Originally created 06/12/06

Lieutenant governor race turns into trust slugfest

ATLANTA - The Internet cartoon begins with former President Clinton entering from the right, telling viewers, "This is your lucky day."

The fake commercial then continues to unveil former Christian Coalition leader Ralph Reed's "greatest hits," including Take the Money and Run, an allusion to a gambling controversy that has surrounded Mr. Reed's bid for lieutenant governor.

A link to the site was e-mailed to journalists by a staffer for Mr. Reed's opponent in the GOP primary, Sen. Casey Cagle, R-Chestnut Mountain.

That is pretty much how it has gone in the highly anticipated and closely watched GOP primary for a job that has the main requirement of making sure the state Senate runs smoothly.

While almost any election contest will feature some sparring over character, the GOP campaign for lieutenant governor seems to be turning into a referendum on the trustworthiness of the two contenders.

"Voters want candidates they can trust," said Mike Digby, a political science professor at Georgia College and State University. But, he said, issues are also important - and the two become linked in many people's minds.

"Voters tend to trust politicians whose positions they like," Mr. Digby said.

The already muddy race between Mr. Reed and Mr. Cagle is not the only one bringing up trust issues. Up and down the ballot, candidates are going after their primary opponents on questions of consistency and honesty.

Lt. Gov. Mark Taylor, a candidate for governor this year, and the state GOP have accused Secretary of State Cathy Cox of not responding to open-records requests or "flip-flopping" on a state constitutional amendment to ban gay marriage. Ms. Cox is Mr. Taylor's main opponent for the Democratic nomination to take on Republican Gov. Sonny Perdue in the fall.

Meanwhile, Ms. Cox's camp has spread media reports questioning how Mr. Taylor got a loan that has helped bankroll his candidacy.

Sen.

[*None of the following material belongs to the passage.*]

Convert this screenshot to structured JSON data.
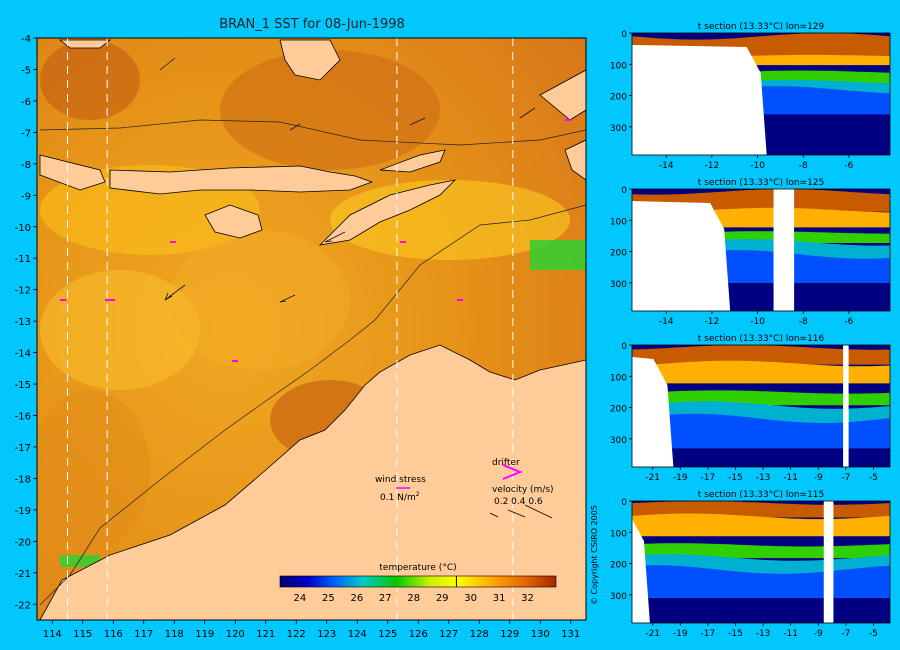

Bill Stephens and Fulton County Commission Chairwoman Karen Handel, the two major GOP candidates for secretary of state, have gone to great lengths to paint the other as a shaky Republican, or a recent entrant to the party.

Ms. Handel's campaign has distributed pictures of a smiling Mr. Stephens standing next to someone holding a 1992 "Clinton-Gore" campaign sign; Mr. Stephens' campaign has highlighted what it says are Ms. Handel's shifting statements on gay rights.

Mr. Digby said personality issues are more likely to take center stage in contests where there aren't major differences on policy - such as party primaries.

"Oftentimes, the only things that they can find will be issues of personality and honesty and trust," Mr. Digby said.

And so Mr. Cagle and Mr. Reed have gone pounding away at each other, with Mr. Cagle repeatedly bringing up Mr. Reed's ties to disgraced Washington lobbyist Jack Abramoff, who has pleaded guilty to corruption charges.

Mr. Cagle has highlighted allegations that Mr. Reed used his ties to Christian conservatives to help Mr. Abramoff's clientele, which included gambling interests.

"Essentially, what he's done in a lot of his corporate work ... is took the social conservatives that he's worked with in the past and rented them out to corporations without their knowledge," said Brad Alexander, a spokesman for Mr. Cagle.

Mr. Reed has responded by, at various times, questioning why Mr. Cagle was absent for a vote on eminent domain; saying Mr. Cagle was responsible for the death of legislation in 2004 that would have limited medical malpractice lawsuits (it later passed); and trumpeting Mr. Cagle's votes on financial legislation while being chairman or director of a bank.

"We expect the record of Sen. Cagle to be a big issue in this race," said Jared Thomas, Mr. Reed's campaign manager. "This is an example of a politician who says one thing and does another."

Mr. Alexander said Mr. Reed is simply trying to revive his own flagging campaign by trying to make Mr. Cagle look worse than the alternative.

"We don't think that's a plausible argument," Mr. Alexander said.

But Mr. Thomas pointed out that Mr. Cagle's campaign has also gone negative, pointing to the "greatest hits" Internet site and a page telling Republicans: "Don't Gamble on Ralph."

"Sen.Cagle loves to set up Web sites smearing Ralph Reed with half-truths or innuendos," Mr. Thomas said.

There's little doubt the Abramoff allegations have damaged Mr. Reed, at least in the Atlanta area, where the media have aggressively covered the scandal, said Emory political science professor Merle Black. How much damage is another question.

"You can't tell," Mr. Black said, noting the lack of impartial polling in the race. "We're flying blind here. I think he's certainly been hurt, especially in the Atlanta metropolitan area."

But Mr. Reed could offset that with a powerful showing in rural areas, where social conservatives tend to be stronger, Mr. Black said.

As for Mr. Reed's allegations against Mr. Cagle, Mr. Digby is not so sure they will have as much impact.

"I think it's going to be harder to sell that to the voters than it is simply to put out the connection between Mr. Reed and the Washington lobbyists," he said.